Network Characteristics

Bandwidth, latency and performance under load are all important network characteristics to consider when choosing interconnects for a Sun HPC cluster. These are discussed in this section.

Bandwidth

Bandwidth should be matched to expected load as closely as possible. If the intended message-passing applications have only modest communication requirements and no significant parallel I/O requirements, then a fast, expensive interconnect may be unnecessary. On the other hand, many parallel applications can often benefit from large pipes (high-bandwidth interconnects). Clusters that are likely to handle such applications should use interconnects with sufficient bandwidth to avoid communication bottlenecks. Significant use of parallel I/O would also increase the importance of having a high-bandwidth interconnect.

It is also a good practice to use a high-bandwidth network to connect large nodes (nodes with many CPUs) so that communication capabilities are in balance with computational capabilities.

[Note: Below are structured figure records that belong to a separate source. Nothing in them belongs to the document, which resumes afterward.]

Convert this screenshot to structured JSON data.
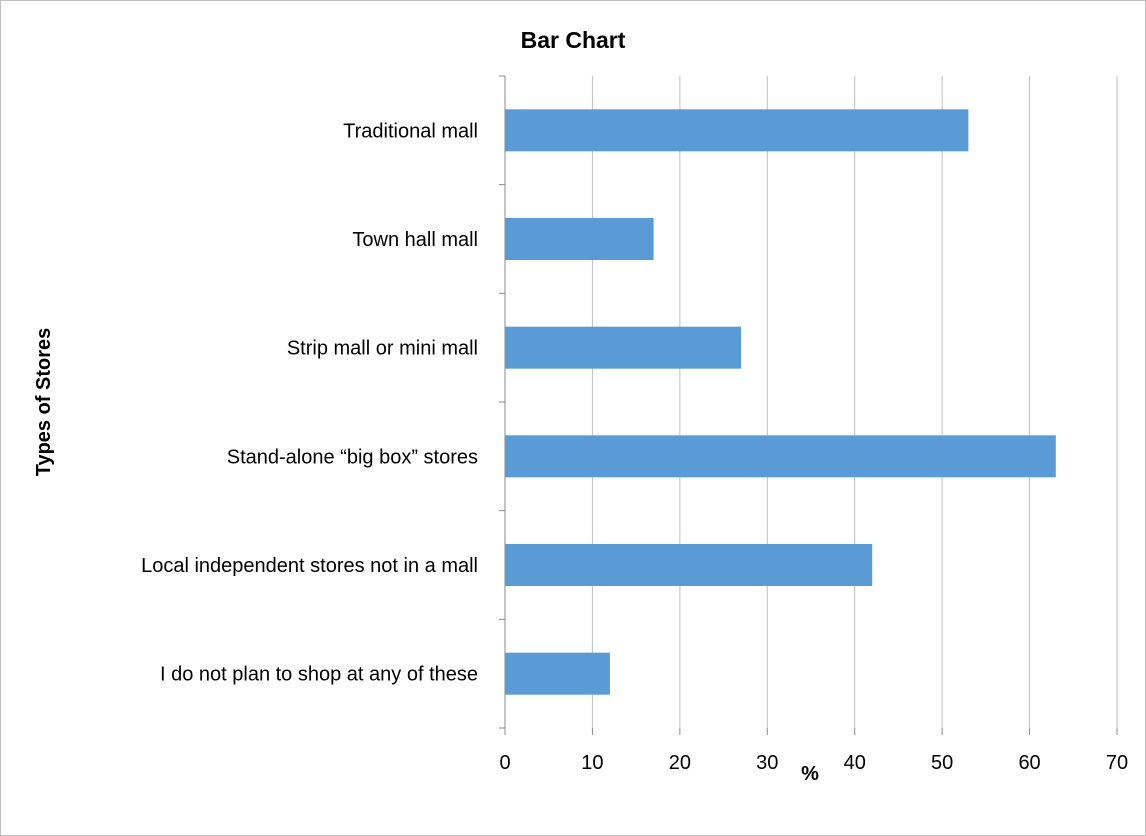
{
  "chart_data": {
    "type": "bar",
    "orientation": "horizontal",
    "title": "Bar Chart",
    "xlabel": "%",
    "ylabel": "Types of Stores",
    "categories": [
      "Traditional mall",
      "Town hall mall",
      "Strip mall or mini mall",
      "Stand-alone “big box” stores",
      "Local independent stores not in a mall",
      "I do not plan to shop at any of these"
    ],
    "values": [
      53,
      17,
      27,
      63,
      42,
      12
    ],
    "xlim": [
      0,
      70
    ],
    "xticks": [
      0,
      10,
      20,
      30,
      40,
      50,
      60,
      70
    ],
    "grid": "vertical",
    "legend": "none",
    "bar_color": "#5b9bd5",
    "grid_color": "#bfbfbf",
    "axis_color": "#888888"
  }
}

An example of a low-bandwidth interconnect is the 10 Mbit/s Ethernet. Examples of higher-bandwidth interconnects include SCI, ATM, and switched FastEthernet.

Latency

The latency of the network is the sum of all delays a message encounters from its point of departure to its point of arrival. The significance of a network's latency varies according to the communication patterns of the application.

Low latency can be particularly important when the message traffic consists mostly of small messages--in such cases, latency will account for a large proportion of the total time spent transmitting messages. Transmitting larger messages can be more efficient on a network with higher latencies.

Parallel I/O operations are less vulnerable to latency delays than some as small-message traffic because the messages transferred by parallel I/O operations tend to be large (often 32 Kbytes or larger).

Performance Under Load

Generally speaking, better performance is provided by switched network interconnects, such as SCI, ATM, and Fibre Channel. Network interconnects with collision-based semantics should be avoided in situations where performance under load is important. Unswitched 10 Mbit/s and 100 Mbit/s Ethernet are the two most common examples of this type of network. While 10 Mbit/s Ethernet is almost certainly not adequate for any HPC application, a switched version of 100 Mbit/s Ethernet may be sufficient for some applications.